[jboss-jira] [JBoss JIRA] Commented: (JBREM-745) client unable to send if server recycles
Ron Sigal (JIRA)
jira-events at lists.jboss.org
Tue May 15 02:25:52 EDT 2007
[ http://jira.jboss.com/jira/browse/JBREM-745?page=comments#action_12362230 ]
Ron Sigal commented on JBREM-745:
---------------------------------
Here's is what's happening:
org.jboss.remoting.MicroRemoteClientInvoker maintains a pool of connections to the server, where each connection corresponds on the server side to an org.jboss.remoting.transport.socket.ServerThread, which responds to invocation requests sent over the connection. When the first Connector shuts down, the corresponding org.jboss.remoting.transport.SocketServerInvoker calls ServerThread.shutdown() on all of its ServerThreads, but they may not shut down immediately if they are waiting on a read() call. When Client.invoke() is called after the second Connector is started, it may (and in this example does) have a pooled connection to an old ServerThread, and the invocation ends up going to the old SocketServerInvoker. The SocketServerInvoker throws a ServerInvoker$InvalidStateException which is rethrown on the client side.

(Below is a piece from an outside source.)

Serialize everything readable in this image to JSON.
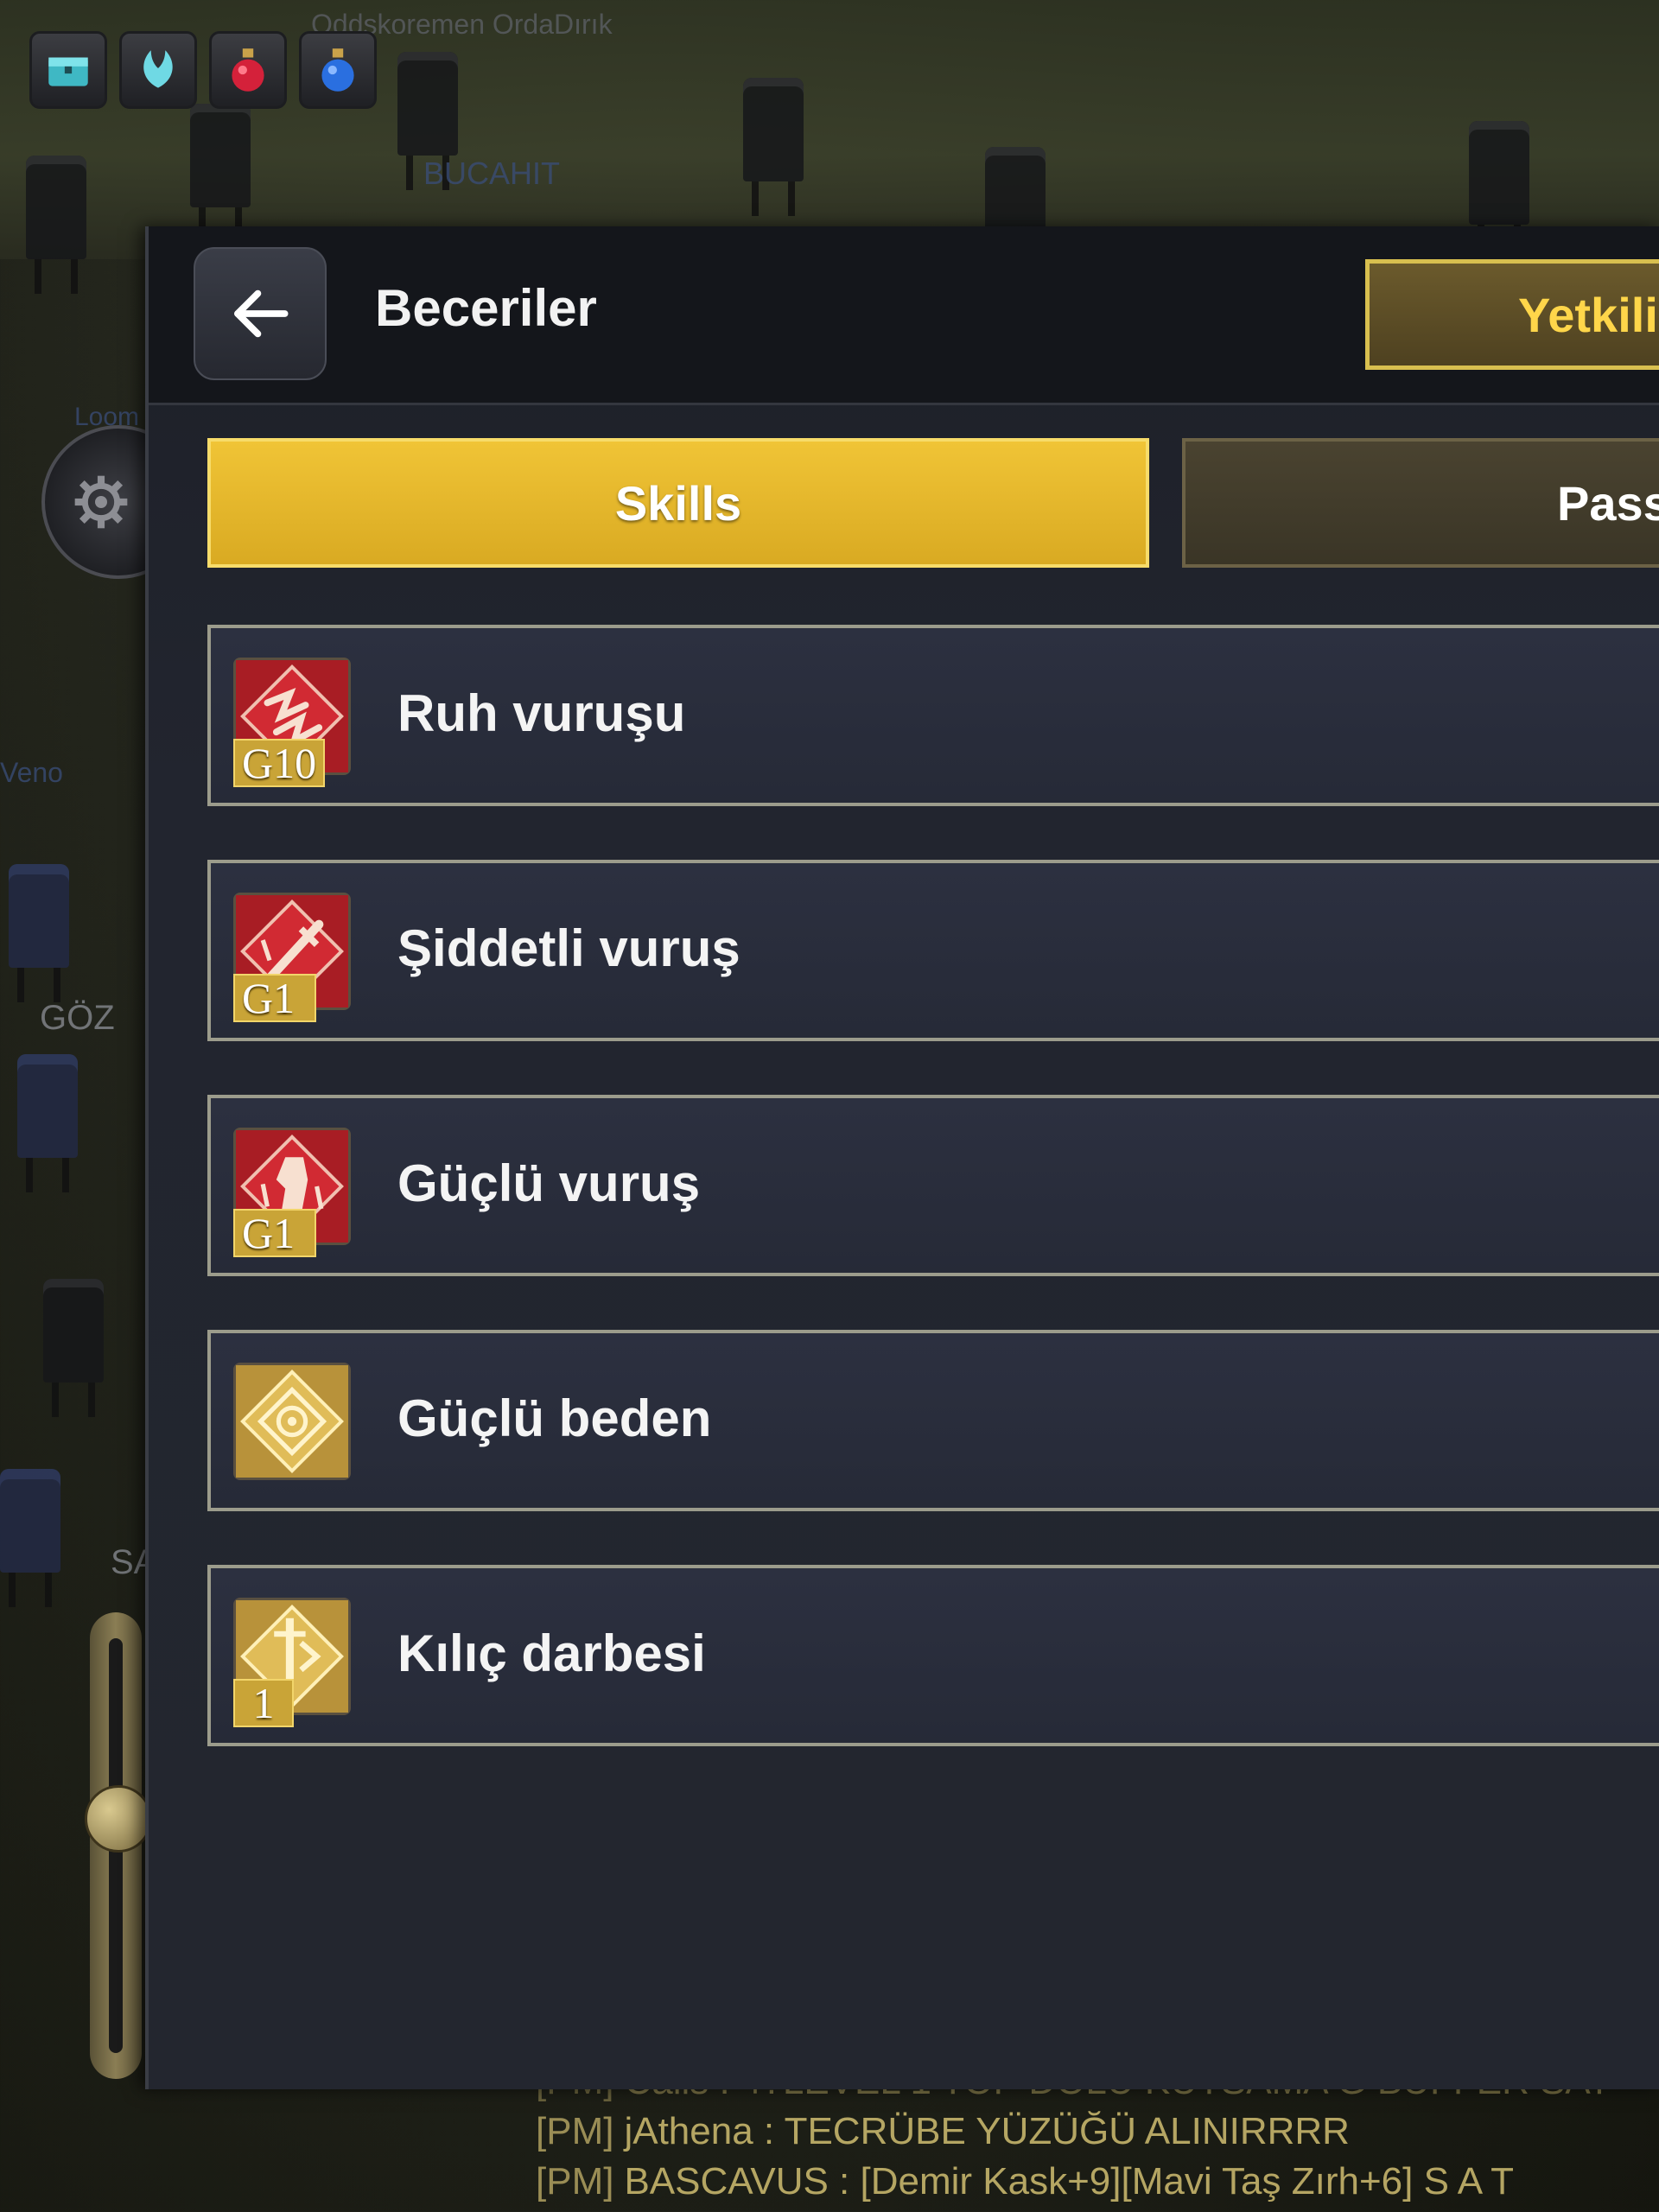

Exactly the same sequence of events occurs with Remoting 2.0.0, except that InvalidStateException was not serializable in 2.0.0 (see JBREM-613), so the attempt to send it back to the client fails. As a result, the old ServerThread shuts itself down, and the MicroSocketClientInvoker hits an end of file and creates a new connection to the new Connector, with which it successfully completes the invocation. Therefore, the InvalidStateException is invisible with Remoting 2.0.0, and it is detected with 2.2.0.
A simple workaround is just to put Client.invoke() in a try/catch block that catches the InvalidStateException and calls Client.invoke() again.
However, Remoting should at least make an attempt to handle this situation quietly under the covers so that the InvalidStateException doesn't make it back to the application code. For example, if MicroSocketClientInvoker gets an InvalidStateException, it could retry the invocation with a new connection. Or perhaps the problem can be handled on the server side to avoid the round trip (John Mazzitelli's suggestion).
> client unable to send if server recycles
> ----------------------------------------
>
> Key: JBREM-745
> URL: http://jira.jboss.com/jira/browse/JBREM-745
> Project: JBoss Remoting
> Issue Type: Bug
> Security Level: Public(Everyone can see)
> Affects Versions: 2.2.0.SP4
> Reporter: John Mazzitelli
> Assigned To: Ron Sigal
> Attachments: RemotingTest.java
>
>
> I have TestNG unit test that fails about 75% of the time. See attached.
> The issue here is that if a server shuts down and then restarts, the client will fail to be able to send a message to it.
> Replication works like this:
> 1. create and start a connector
> 2. create and connect a client
> 3. send a message to the server and see that it works (which creates a ServerThread worker thread on server side)
> 4. stop connector and the re-start it
> 5. send a message to the server and see that it FAILS due to:
> org.jboss.remoting.ServerInvoker$InvalidStateException: Can not process invocation request since is not in started state.
> at org.jboss.remoting.ServerInvoker.invoke(ServerInvoker.java:745)
> at org.jboss.remoting.transport.socket.ServerThread.processInvocation(ServerThread.java:560)
> at org.jboss.remoting.transport.socket.ServerThread.dorun(ServerThread.java:383)
> at org.jboss.remoting.transport.socket.ServerThread.run(ServerThread.java:165)
> at org.jboss.remoting.MicroRemoteClientInvoker.invoke(MicroRemoteClientInvoker.java:163)
> at org.jboss.remoting.Client.invoke(Client.java:1550)
> at org.jboss.remoting.Client.invoke(Client.java:530)
> at org.jboss.remoting.Client.invoke(Client.java:518)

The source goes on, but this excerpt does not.